This is a mutli center, prospective ,single arm study enrolling up to 60 patients at up to 12 centers in New Zealand and Europe.
The purpose is to prospectively collect information to evaluate the safety and performance of the Akesys Prava Sirolimus eluting bioresorbable scaffold system in peripheral arterial disease (PAD) Patients will be treated with the investigational device and followed up clinically at 1 month, 6 Months, 12 months, 24 months and 36 months post procedure.
Patients will undergo non-invasive assessments such as Duplex Ultrasound (DUS), Ankle/Brachial Index (ABI) measurements and will complete a Walking Impairment Questionnaire (WIQ) and Quality of Life Questionnaire (VASCUQoL) at each follow up interval.
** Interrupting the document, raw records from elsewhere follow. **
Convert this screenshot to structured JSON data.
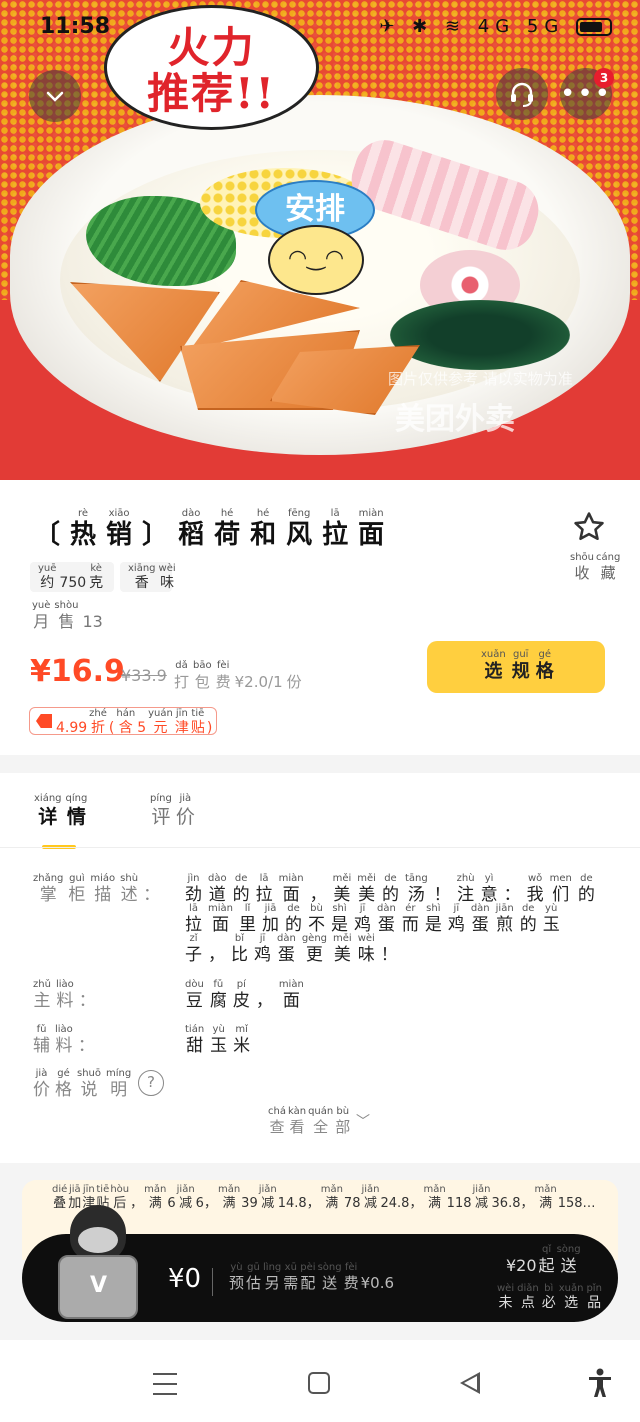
{
  "status_bar": {
    "time": "11:58",
    "icons": "✈ ✱ ≋ 4G 5G"
  },
  "hero": {
    "bubble_text_line1": "火力",
    "bubble_text_line2": "推荐!!",
    "sticker_text": "安排",
    "watermark_line1": "图片仅供参考 请以实物为准",
    "watermark_line2": "美团外卖",
    "more_badge": "3"
  },
  "product": {
    "title": [
      {
        "py": "",
        "hz": "〔"
      },
      {
        "py": "rè",
        "hz": "热"
      },
      {
        "py": "xiāo",
        "hz": "销"
      },
      {
        "py": "",
        "hz": "〕"
      },
      {
        "py": "dào",
        "hz": "稻"
      },
      {
        "py": "hé",
        "hz": "荷"
      },
      {
        "py": "hé",
        "hz": "和"
      },
      {
        "py": "fēng",
        "hz": "风"
      },
      {
        "py": "lā",
        "hz": "拉"
      },
      {
        "py": "miàn",
        "hz": "面"
      }
    ],
    "favorite": [
      {
        "py": "shōu",
        "hz": "收"
      },
      {
        "py": "cáng",
        "hz": "藏"
      }
    ],
    "tag_weight": [
      {
        "py": "yuē",
        "hz": "约"
      },
      {
        "py": "",
        "hz": "750"
      },
      {
        "py": "kè",
        "hz": "克"
      }
    ],
    "tag_flavor": [
      {
        "py": "xiāng",
        "hz": "香"
      },
      {
        "py": "wèi",
        "hz": "味"
      }
    ],
    "sales": [
      {
        "py": "yuè",
        "hz": "月"
      },
      {
        "py": "shòu",
        "hz": "售"
      },
      {
        "py": "",
        "hz": "13"
      }
    ],
    "price": "¥16.9",
    "original_price": "¥33.9",
    "packing_fee": [
      {
        "py": "dǎ",
        "hz": "打"
      },
      {
        "py": "bāo",
        "hz": "包"
      },
      {
        "py": "fèi",
        "hz": "费"
      },
      {
        "py": "",
        "hz": "¥2.0/1"
      },
      {
        "py": "",
        "hz": "份"
      }
    ],
    "spec_button": [
      {
        "py": "xuǎn",
        "hz": "选"
      },
      {
        "py": "guī",
        "hz": "规"
      },
      {
        "py": "gé",
        "hz": "格"
      }
    ],
    "discount": [
      {
        "py": "",
        "hz": "4.99"
      },
      {
        "py": "zhé",
        "hz": "折"
      },
      {
        "py": "",
        "hz": "("
      },
      {
        "py": "hán",
        "hz": "含"
      },
      {
        "py": "",
        "hz": "5"
      },
      {
        "py": "yuán",
        "hz": "元"
      },
      {
        "py": "jīn",
        "hz": "津"
      },
      {
        "py": "tiē",
        "hz": "贴"
      },
      {
        "py": "",
        "hz": ")"
      }
    ]
  },
  "tabs": {
    "detail": [
      {
        "py": "xiáng",
        "hz": "详"
      },
      {
        "py": "qíng",
        "hz": "情"
      }
    ],
    "review": [
      {
        "py": "píng",
        "hz": "评"
      },
      {
        "py": "jià",
        "hz": "价"
      }
    ]
  },
  "details": {
    "desc_label": [
      {
        "py": "zhǎng",
        "hz": "掌"
      },
      {
        "py": "guì",
        "hz": "柜"
      },
      {
        "py": "miáo",
        "hz": "描"
      },
      {
        "py": "shù",
        "hz": "述"
      },
      {
        "py": "",
        "hz": "："
      }
    ],
    "desc_line1": [
      {
        "py": "jìn",
        "hz": "劲"
      },
      {
        "py": "dào",
        "hz": "道"
      },
      {
        "py": "de",
        "hz": "的"
      },
      {
        "py": "lā",
        "hz": "拉"
      },
      {
        "py": "miàn",
        "hz": "面"
      },
      {
        "py": "",
        "hz": "，"
      },
      {
        "py": "měi",
        "hz": "美"
      },
      {
        "py": "měi",
        "hz": "美"
      },
      {
        "py": "de",
        "hz": "的"
      },
      {
        "py": "tāng",
        "hz": "汤"
      },
      {
        "py": "",
        "hz": "！"
      },
      {
        "py": "zhù",
        "hz": "注"
      },
      {
        "py": "yì",
        "hz": "意"
      },
      {
        "py": "",
        "hz": "："
      },
      {
        "py": "wǒ",
        "hz": "我"
      },
      {
        "py": "men",
        "hz": "们"
      },
      {
        "py": "de",
        "hz": "的"
      }
    ],
    "desc_line2": [
      {
        "py": "lā",
        "hz": "拉"
      },
      {
        "py": "miàn",
        "hz": "面"
      },
      {
        "py": "lǐ",
        "hz": "里"
      },
      {
        "py": "jiā",
        "hz": "加"
      },
      {
        "py": "de",
        "hz": "的"
      },
      {
        "py": "bù",
        "hz": "不"
      },
      {
        "py": "shì",
        "hz": "是"
      },
      {
        "py": "jī",
        "hz": "鸡"
      },
      {
        "py": "dàn",
        "hz": "蛋"
      },
      {
        "py": "ér",
        "hz": "而"
      },
      {
        "py": "shì",
        "hz": "是"
      },
      {
        "py": "jī",
        "hz": "鸡"
      },
      {
        "py": "dàn",
        "hz": "蛋"
      },
      {
        "py": "jiān",
        "hz": "煎"
      },
      {
        "py": "de",
        "hz": "的"
      },
      {
        "py": "yù",
        "hz": "玉"
      }
    ],
    "desc_line3": [
      {
        "py": "zǐ",
        "hz": "子"
      },
      {
        "py": "",
        "hz": "，"
      },
      {
        "py": "bǐ",
        "hz": "比"
      },
      {
        "py": "jī",
        "hz": "鸡"
      },
      {
        "py": "dàn",
        "hz": "蛋"
      },
      {
        "py": "gèng",
        "hz": "更"
      },
      {
        "py": "měi",
        "hz": "美"
      },
      {
        "py": "wèi",
        "hz": "味"
      },
      {
        "py": "",
        "hz": "！"
      }
    ],
    "main_label": [
      {
        "py": "zhǔ",
        "hz": "主"
      },
      {
        "py": "liào",
        "hz": "料"
      },
      {
        "py": "",
        "hz": "："
      }
    ],
    "main_value": [
      {
        "py": "dòu",
        "hz": "豆"
      },
      {
        "py": "fǔ",
        "hz": "腐"
      },
      {
        "py": "pí",
        "hz": "皮"
      },
      {
        "py": "",
        "hz": "，"
      },
      {
        "py": "miàn",
        "hz": "面"
      }
    ],
    "aux_label": [
      {
        "py": "fǔ",
        "hz": "辅"
      },
      {
        "py": "liào",
        "hz": "料"
      },
      {
        "py": "",
        "hz": "："
      }
    ],
    "aux_value": [
      {
        "py": "tián",
        "hz": "甜"
      },
      {
        "py": "yù",
        "hz": "玉"
      },
      {
        "py": "mǐ",
        "hz": "米"
      }
    ],
    "price_label": [
      {
        "py": "jià",
        "hz": "价"
      },
      {
        "py": "gé",
        "hz": "格"
      },
      {
        "py": "shuō",
        "hz": "说"
      },
      {
        "py": "míng",
        "hz": "明"
      }
    ],
    "help_icon": "?",
    "view_all": [
      {
        "py": "chá",
        "hz": "查"
      },
      {
        "py": "kàn",
        "hz": "看"
      },
      {
        "py": "quán",
        "hz": "全"
      },
      {
        "py": "bù",
        "hz": "部"
      }
    ],
    "chevron": "﹀"
  },
  "promo": [
    {
      "py": "dié",
      "hz": "叠"
    },
    {
      "py": "jiā",
      "hz": "加"
    },
    {
      "py": "jīn",
      "hz": "津"
    },
    {
      "py": "tiē",
      "hz": "贴"
    },
    {
      "py": "hòu",
      "hz": "后"
    },
    {
      "py": "",
      "hz": "，"
    },
    {
      "py": "mǎn",
      "hz": "满"
    },
    {
      "py": "",
      "hz": "6"
    },
    {
      "py": "jiǎn",
      "hz": "减"
    },
    {
      "py": "",
      "hz": "6，"
    },
    {
      "py": "mǎn",
      "hz": "满"
    },
    {
      "py": "",
      "hz": "39"
    },
    {
      "py": "jiǎn",
      "hz": "减"
    },
    {
      "py": "",
      "hz": "14.8，"
    },
    {
      "py": "mǎn",
      "hz": "满"
    },
    {
      "py": "",
      "hz": "78"
    },
    {
      "py": "jiǎn",
      "hz": "减"
    },
    {
      "py": "",
      "hz": "24.8，"
    },
    {
      "py": "mǎn",
      "hz": "满"
    },
    {
      "py": "",
      "hz": "118"
    },
    {
      "py": "jiǎn",
      "hz": "减"
    },
    {
      "py": "",
      "hz": "36.8，"
    },
    {
      "py": "mǎn",
      "hz": "满"
    },
    {
      "py": "",
      "hz": "158…"
    }
  ],
  "cart": {
    "amount": "¥0",
    "hint": [
      {
        "py": "yù",
        "hz": "预"
      },
      {
        "py": "gū",
        "hz": "估"
      },
      {
        "py": "lìng",
        "hz": "另"
      },
      {
        "py": "xū",
        "hz": "需"
      },
      {
        "py": "pèi",
        "hz": "配"
      },
      {
        "py": "sòng",
        "hz": "送"
      },
      {
        "py": "fèi",
        "hz": "费"
      },
      {
        "py": "",
        "hz": "¥0.6"
      }
    ],
    "min_order": [
      {
        "py": "",
        "hz": "¥20"
      },
      {
        "py": "qǐ",
        "hz": "起"
      },
      {
        "py": "sòng",
        "hz": "送"
      }
    ],
    "must_select": [
      {
        "py": "wèi",
        "hz": "未"
      },
      {
        "py": "diǎn",
        "hz": "点"
      },
      {
        "py": "bì",
        "hz": "必"
      },
      {
        "py": "xuǎn",
        "hz": "选"
      },
      {
        "py": "pǐn",
        "hz": "品"
      }
    ],
    "rider_glyph": "V"
  },
  "colors": {
    "accent_yellow": "#ffcf3f",
    "price_red": "#ff4a26",
    "badge_red": "#e81d2d"
  }
}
Data will be collected via electronic data capture (EDC) and reportable Events will be reviewed by a medical monitor and classified using the MedDRA system. The information entered by the research centres will be source data verified (monitored) by an independent Contract Research Organisation (CRO.) A Data Monitoring Committee (DMC) with appropriately qualified members independent of the study will meet to review and adjudicate on events at predetermined intervals, according to the charter.
Primary safety and efficacy endpoints will be evaluated at 6 months There will be no formal hypothesis testing in the study, endpoints will be evaluated with 95% confidence intervals around the observed point estimates. The endpoints will be evaluated with Kaplan-Meier methodology.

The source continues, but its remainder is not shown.